18.10.2019 - 07:50 | Son Güncellenme:
Gülden Öktem
Frankfurt Kitap Fuarı 71 yıldan bu yana sadece yayıncıları değil, hem yazarları hem editörleri hem edebiyat ajanlarını hem de gazetecileri buluşturan, dünyanın en önemli yayıncılık etkinliklerinden. Ancak bu yılı diğer yıllardan farklı kılan bir unsur var. 70 yıl boyunca sadece sektör emekçilerine kapılarını açan fuar, bu yıl itibarıyla okurları da ağırlamaya başladı. Fakat biraz yüklü bir ücretle. Eğer sıradan bir okursanız ve Frankfurt Kitap Fuarı’nda sevdiğiniz yazarın söyleşisini takip edip, stantlarda duran, satın alamayacağınız kitaplara bakmak istiyorsanız günlük 120 euro giriş ücreti ödemek zorundasınız. Çünkü burada kitap satışı yok. Sektörde çalışıyorsanız, günlük 22 euro’ya girebiliyorsunuz. Basın mensuplarına ise akreditasyon yaptıkları takdirde fuarı gezmek ücretsiz. Ben de önceki gün açılışına yetiştiğim Frankfurt Kitap Fuarı’nda hem Türkiye pavyonunun hem de diğer ülkelerin pavyonlarının açılışlarını takip edip yayıncılarla ve edebiyat ajanları ile görüştüm ve ardından fuarın en çok beklenen etkinlerinden biri olan Karl Ove Knausgaard’ın söyleşisini izledim.
Norveç rüyası
Fuarın bu yılki konuk ülkesi Norveç. “The Dream We Carry” temasının hakkını veren, hayal dünyasının nasıl da sınırsız olabileceğini kanıtlayan Norveç Pavyonu, fuarın en renkli ve kalabalık noktası. Ülkenin en ünlü yazarları, fuar süresince burada hem söyleşiler hem de imza günleri düzenliyor. Fuarın ilk günü Norveç pavyonu, Norveç nüfusundan daha kalabalıktı. Bunun nedeni ise saat 15.30’daki İskandinav edebiyatının süper starı, ciltler dolusu kitapların yazarı Karl Ove Knausgaard’ın söyleşisiydi. Frankfurt Kitap Fuarı Direktörü Juergen Boos ile okurlarının ve ”hayran”larının karşısına çıkan Knausgaard, “Kavgam” serisini nasıl yazmaya başladığından Norveç’in ünlü ressamı Edvard Munch’un sanatını anlattığı “So Much Longing in So Little Space” kitabının serüvenine uzanan bir konuşma yaptı. Knausgaard’ın söyleşi boyunca göz teması kurmaktan kaçınması, salonu dolduranlar kadar Juergen Boos’un da dikkatinden kaçmadı. Boos, “Ben de buradaki herkes kadar heyecanlıyım. Çünkü hayranı olduğum bir yazarla söyleşi yapıyorum. Böyle durumlarda ben de çok gergin oluyorum ve bir şeyler anlatmaya/sormaya çalışırken sizin gibi gözlerimi kaçırıyorum” dedi.
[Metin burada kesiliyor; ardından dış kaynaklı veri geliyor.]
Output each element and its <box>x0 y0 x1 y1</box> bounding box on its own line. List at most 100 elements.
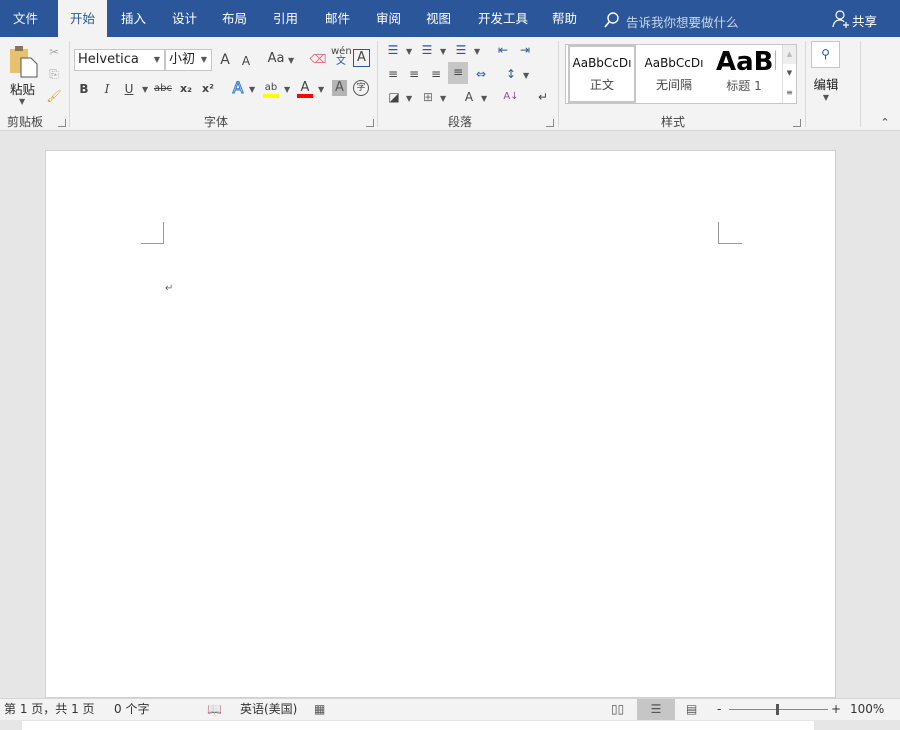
tab-layout[interactable]: 布局 <box>210 0 259 37</box>
chevron-down-icon: ▼ <box>200 55 207 64</box>
styles-launcher-icon[interactable] <box>793 119 801 127</box>
font-launcher-icon[interactable] <box>366 119 374 127</box>
tab-home[interactable]: 开始 <box>58 0 108 37</box>
styles-gallery: AaBbCcDı 正文 AaBbCcDı 无间隔 AaBl 标题 1 ▲ ▼ ≡ <box>565 44 797 104</box>
proofing-icon[interactable]: 📖 <box>207 699 222 720</box>
style-name: 无间隔 <box>655 78 692 92</box>
cut-icon[interactable]: ✂ <box>45 42 63 62</box>
chevron-down-icon: ▼ <box>142 85 149 94</box>
bold-button[interactable]: B <box>77 79 91 99</box>
underline-button[interactable]: U <box>122 79 136 99</box>
highlight-icon[interactable]: ab <box>263 78 279 98</box>
paragraph-mark-icon: ↵ <box>165 283 174 294</box>
ribbon-tab-bar: 文件 开始 插入 设计 布局 引用 邮件 审阅 视图 开发工具 帮助 告诉我你想… <box>0 0 900 37</box>
read-mode-icon[interactable]: ▯▯ <box>611 699 624 720</box>
collapse-ribbon-icon[interactable]: ⌃ <box>878 113 892 133</box>
phonetic-guide-button[interactable]: wén 文 <box>331 47 352 67</box>
chevron-down-icon: ▼ <box>153 55 160 64</box>
chevron-down-icon: ▼ <box>523 71 530 80</box>
decrease-indent-icon[interactable]: ⇤ <box>494 40 512 60</box>
sort-icon[interactable]: A↓ <box>503 87 519 107</box>
multilevel-list-icon[interactable]: ☰ <box>453 40 469 60</box>
divider <box>558 41 559 127</box>
macro-icon[interactable]: ▦ <box>314 699 325 720</box>
styles-group-label: 样式 <box>661 115 686 129</box>
borders-icon[interactable]: ⊞ <box>419 87 437 107</box>
format-painter-icon[interactable]: 🖌 <box>45 86 63 106</box>
enclose-characters-button[interactable]: 字 <box>353 80 369 96</box>
superscript-button[interactable]: x² <box>199 79 217 99</box>
font-color-icon[interactable]: A <box>297 78 313 98</box>
ribbon: 粘贴 ▼ ✂ ⎘ 🖌 剪贴板 Helvetica ▼ 小初 ▼ A A Aa ▼ ⌫… <box>0 37 900 131</box>
clipboard-group-label: 剪贴板 <box>7 115 44 129</box>
align-center-icon[interactable]: ≡ <box>406 64 422 84</box>
shrink-font-button[interactable]: A <box>238 51 254 71</box>
character-shading-icon[interactable]: A <box>332 80 347 96</box>
zoom-in-button[interactable]: + <box>831 699 841 720</box>
chevron-down-icon: ▼ <box>822 93 830 102</box>
distributed-icon[interactable]: ⇔ <box>472 64 490 84</box>
divider <box>860 41 861 127</box>
shading-icon[interactable]: ◪ <box>385 87 403 107</box>
subscript-button[interactable]: x₂ <box>177 79 195 99</box>
word-count[interactable]: 0 个字 <box>114 699 149 720</box>
style-preview: AaBbCcDı <box>572 56 632 70</box>
numbering-icon[interactable]: ☰ <box>419 40 435 60</box>
scroll-up-icon[interactable]: ▲ <box>783 45 796 64</box>
grow-font-button[interactable]: A <box>216 50 234 70</box>
tab-mailings[interactable]: 邮件 <box>313 0 362 37</box>
language[interactable]: 英语(美国) <box>240 699 297 720</box>
paste-button[interactable]: 粘贴 ▼ <box>6 42 40 106</box>
clipboard-launcher-icon[interactable] <box>58 119 66 127</box>
tab-design[interactable]: 设计 <box>160 0 209 37</box>
strikethrough-button[interactable]: abc <box>153 79 173 99</box>
bullets-icon[interactable]: ☰ <box>385 40 401 60</box>
tab-developer[interactable]: 开发工具 <box>466 0 540 37</box>
font-name-combo[interactable]: Helvetica ▼ <box>74 49 165 71</box>
page-count[interactable]: 第 1 页，共 1 页 <box>4 699 95 720</box>
tab-view[interactable]: 视图 <box>414 0 463 37</box>
character-border-button[interactable]: A <box>353 49 370 67</box>
font-name-value: Helvetica <box>78 52 139 67</box>
align-right-icon[interactable]: ≡ <box>428 64 444 84</box>
tab-references[interactable]: 引用 <box>261 0 310 37</box>
tab-file[interactable]: 文件 <box>1 0 50 37</box>
tab-help[interactable]: 帮助 <box>540 0 589 37</box>
divider <box>69 41 70 127</box>
text-effects-icon[interactable]: A <box>229 78 247 98</box>
tab-insert[interactable]: 插入 <box>109 0 158 37</box>
search-icon <box>604 12 619 28</box>
increase-indent-icon[interactable]: ⇥ <box>516 40 534 60</box>
gallery-scrollbar[interactable]: ▲ ▼ ≡ <box>782 45 796 103</box>
font-size-combo[interactable]: 小初 ▼ <box>165 49 212 71</box>
zoom-out-button[interactable]: - <box>717 699 721 720</box>
chevron-down-icon: ▼ <box>406 47 413 56</box>
clear-formatting-icon[interactable]: ⌫ <box>309 49 327 69</box>
print-layout-icon[interactable]: ☰ <box>637 699 675 720</box>
show-marks-icon[interactable]: ↵ <box>535 87 551 107</box>
document-page[interactable]: ↵ <box>45 150 836 698</box>
scroll-down-icon[interactable]: ▼ <box>783 64 796 83</box>
search-placeholder: 告诉我你想要做什么 <box>626 15 739 30</box>
style-normal[interactable]: AaBbCcDı 正文 <box>568 45 636 103</box>
change-case-button[interactable]: Aa <box>266 49 286 69</box>
zoom-level[interactable]: 100% <box>850 699 884 720</box>
divider <box>377 41 378 127</box>
clipboard-icon <box>10 46 38 78</box>
italic-button[interactable]: I <box>100 79 114 99</box>
web-layout-icon[interactable]: ▤ <box>686 699 697 720</box>
align-left-icon[interactable]: ≡ <box>385 64 401 84</box>
tab-review[interactable]: 审阅 <box>364 0 413 37</box>
editing-button[interactable]: ⚲ 编辑 ▼ <box>811 41 841 103</box>
zoom-slider-thumb[interactable] <box>776 704 779 715</box>
style-preview: AaBbCcDı <box>644 56 704 70</box>
style-no-spacing[interactable]: AaBbCcDı 无间隔 <box>638 45 710 103</box>
justify-icon[interactable]: ≡ <box>448 62 468 84</box>
asian-layout-icon[interactable]: A <box>460 87 478 107</box>
paragraph-launcher-icon[interactable] <box>546 119 554 127</box>
zoom-slider[interactable] <box>729 704 828 715</box>
line-spacing-icon[interactable]: ↕ <box>503 64 519 84</box>
style-heading-1[interactable]: AaBl 标题 1 <box>712 45 776 103</box>
copy-icon[interactable]: ⎘ <box>45 64 63 84</box>
gallery-more-icon[interactable]: ≡ <box>783 83 796 102</box>
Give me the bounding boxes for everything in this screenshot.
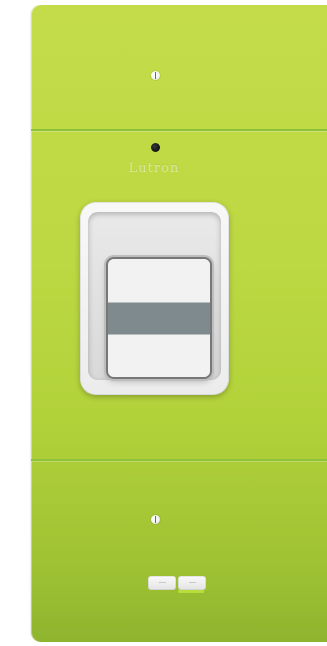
switch-module — [80, 202, 229, 593]
dim-down-button[interactable] — [148, 576, 176, 590]
rocker-switch[interactable] — [108, 259, 210, 377]
sensor-led-icon — [151, 143, 160, 152]
dim-up-button[interactable] — [178, 576, 206, 590]
screw-top-icon — [151, 71, 160, 80]
level-indicator — [178, 590, 204, 593]
screw-bottom-icon — [151, 515, 160, 524]
switch-well — [88, 212, 221, 380]
plate-divider-bottom — [31, 459, 327, 461]
dimmer-controls — [148, 576, 208, 593]
plate-divider-top — [31, 129, 327, 131]
brand-logo: Lutron — [128, 161, 180, 176]
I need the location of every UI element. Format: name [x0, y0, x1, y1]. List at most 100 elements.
‘4-5 yılda bir Tolstoy okumak’
Sanattan edebiyata uzanan yarım saatlik söyleşide Juergen Boos, Knausgaard’a her biri neredeyse 500 sayfa olan ciltler dolusu kitapların yazarı olarak, kendisinin okumayı sevdiği en kalın kitapları sordu. Knausgaard, “Bunun cevabı Tolstoy’un ‘Savaş ve Barış’ı. İlk okuduğumda sanırım 12 yaşındaydım. 4-5 yıl içinde tekrar okudum. Sonra bu bir döngü halini aldı ve her dört beş yılda bir tekrar tekrar okuyorum. Bazen 12 yaşındaki ben oluyorum okurken” dedi. Bunun üzerine Boos, “‘Savaş ve Barış’a 5 kez başladım ve 5 kez bıraktım. Ben hiç okuyamadım Tolstoy’un başyapıtını” itirafında bulundu. Söyleşinin ardından kalabalık grup salonu terk etmedi ancak Knausgaard gelebilecek selfie taleplerinden olsa gerek hızla salondan uzaklaştı.